With late bump in the polls, Perot likely to stick around Mini-surge could ensure political future for him and for Reform Party

Campaign 1996

November 01, 1996|By Susan Baer | Susan Baer,SUN NATIONAL STAFF

PHILADELPHIA -- Just when it seemed he was about to head quietly into the electoral sunset -- after four years of on-again, off-again presidential efforts -- Ross Perot has sparked a last-minute bump that may be enough to give the Texas billionaire yet another political life.

It is not quite a Perot surge. Not even a boomlet. And it is not likely to get the Reform Party candidate anywhere near a victory next week. He does not lead in any state and thus, at the moment, has no prospects for a single electoral vote.

But by moving into low double digits in some polls for the first time this campaign season, the two-time presidential candidate is likely to secure at least some credibility, and a political future, for him and his Reform Party.

His mini-surge of up to 4 percentage points in the past few days has afforded Perot more attention as he closes his campaign with a flurry of rallies around the country, and has even raised some anxious eyebrows in the Dole and Clinton camps.

"He can't win," Bob Dole said in appealing to Perot supporters in Florida yesterday. "I can beat one candidate. I can't beat two."

Perot's slight advance seems to be fueled by a combination of factors: a ninth-inning TV ad blitz in which he is spending the bulk of the $29 million he received in federal funds; voter disillusionment with the major party candidates; and two recent events that cast a bright spotlight on the third-party candidate -- his exclusion from the presidential debates and Dole's appeal to Perot to drop out of the race and endorse Dole.

In a CNN/USA Today/Gallup poll released Wednesday, Perot jumped from 7 percentage points to 11 percentage points. A Los Angeles Times poll this week put his support at 12 percent.

In another survey, by the Hotline political digest, Perot's favorability rating rose from 22 percent at the beginning of October to 32 percent last week; his negative rating, in turn, declined from 64 percent at the start of the month to 50 percent last week.

Perot is not yet close to the 19 percent he won in his 1992 independent presidential bid, from which he emerged with sizable political muscle. Unlikely to emerge as strong this time, he may at least be spared a humiliating finish at 5 or 6 percent, where he has languished for most of the campaign, barely ahead of Ralph Nader, the Green Party candidate.

And Perot may perform well enough to qualify again for federal money in a future presidential race, although he will likely fall shy of the 25 percent needed to receive as much as the major parties do.

Still, a double-digit finale to his race "will encourage Perot to stick around," says Benjamin Ginsberg, director of the Johns Hopkins Center for the Study of American Government. "And since he has the resources to do so, I'm sure we'll have Perot to kick around for another four years."

At a rally at the University of Pennsylvania on Wednesday night, attended by about 2,000 people, Perot said his Election Day victory would amount to "the mother of all constitutional revolutions," and could be achieved if people voted their conscience.

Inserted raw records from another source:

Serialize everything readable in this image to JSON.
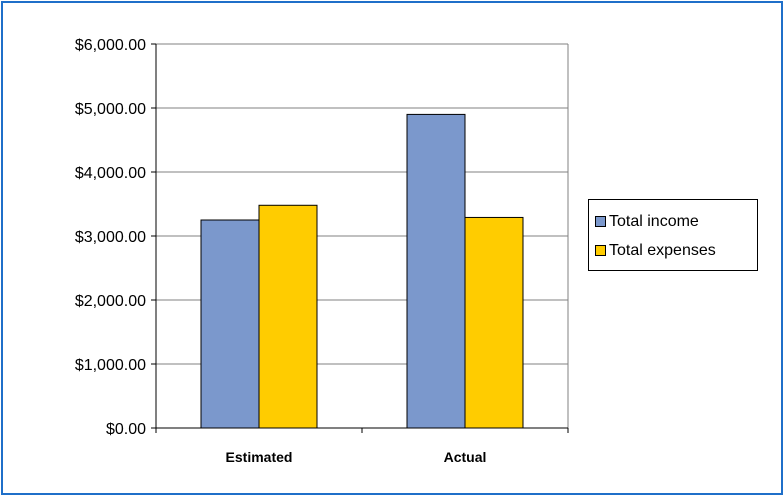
{
  "colors": {
    "frame_border": "#1f6fc9",
    "income": "#7b98cc",
    "expenses": "#ffcc00",
    "grid": "#808080"
  },
  "chart_data": {
    "type": "bar",
    "title": "",
    "xlabel": "",
    "ylabel": "",
    "categories": [
      "Estimated",
      "Actual"
    ],
    "series": [
      {
        "name": "Total income",
        "values": [
          3250,
          4900
        ],
        "color": "#7b98cc"
      },
      {
        "name": "Total expenses",
        "values": [
          3480,
          3290
        ],
        "color": "#ffcc00"
      }
    ],
    "ylim": [
      0,
      6000
    ],
    "yticks": [
      0,
      1000,
      2000,
      3000,
      4000,
      5000,
      6000
    ],
    "ytick_labels": [
      "$0.00",
      "$1,000.00",
      "$2,000.00",
      "$3,000.00",
      "$4,000.00",
      "$5,000.00",
      "$6,000.00"
    ],
    "grid": true,
    "legend_position": "right"
  }
}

Jetting from state to state in the homestretch of the campaign, he has been holding one or two rallies every day, usually on college campuses, where he has a ready-made audience, though little or no coverage by the television networks.

He has continued his blistering attack on President Clinton's ethics, warning of a "second Watergate" that could preoccupy the nation for two years. On Wednesday night, he challenged Clinton to join him on the hour of prime-time TV he bought on ABC on election eve to answer the "criminal and ethical charges pending against him and his associates." The president declined the offer.

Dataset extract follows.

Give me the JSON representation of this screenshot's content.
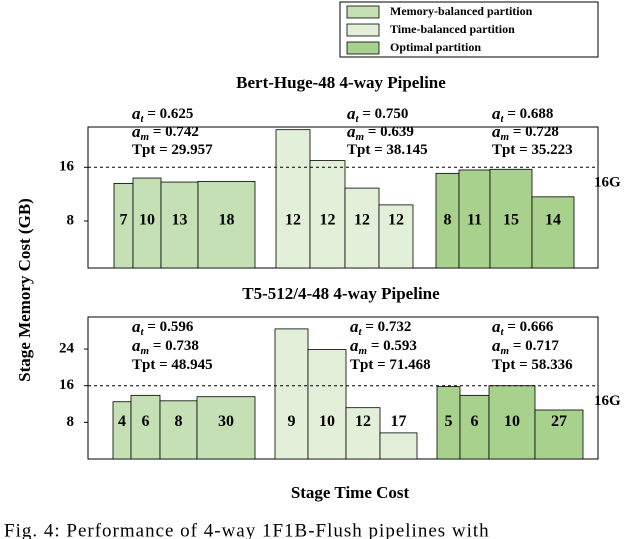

Although Perot is attracting a smattering of local and national news media, he is not accorded the attention and intense scrutiny of a serious candidate, as he was four years ago, when he joined Clinton and George Bush in the presidential debates. The kind of remark that would cause a major stir if uttered by

Clinton or Dole, sounding all too much like an ethnic slur, goes virtually unnoted when coming from Perot's mouth.

dTC Railing against questionable fund-raising among Asian-Americans by John Huang, a former Commerce Department official, Perot said: "Mr. Huang is still out there hard at work for the Democrats. Wouldn't you like to have someone named O'Reilly out there hard at work for you? So far, we haven't found an American name."

But for all of Perot's hammering on the Democrats and the president, conversations with those who attended Perot's rally and say they now might vote for him suggest that the billionaire's new support is siphoning off votes from both Dole and Clinton.

Anne Boardman, a 28-year-old Republican who is a University of Pennsylvania nursing student, was planning to support Dole until she saw Perot's half-hour infomercial on TV last week. Now she is leaning toward him.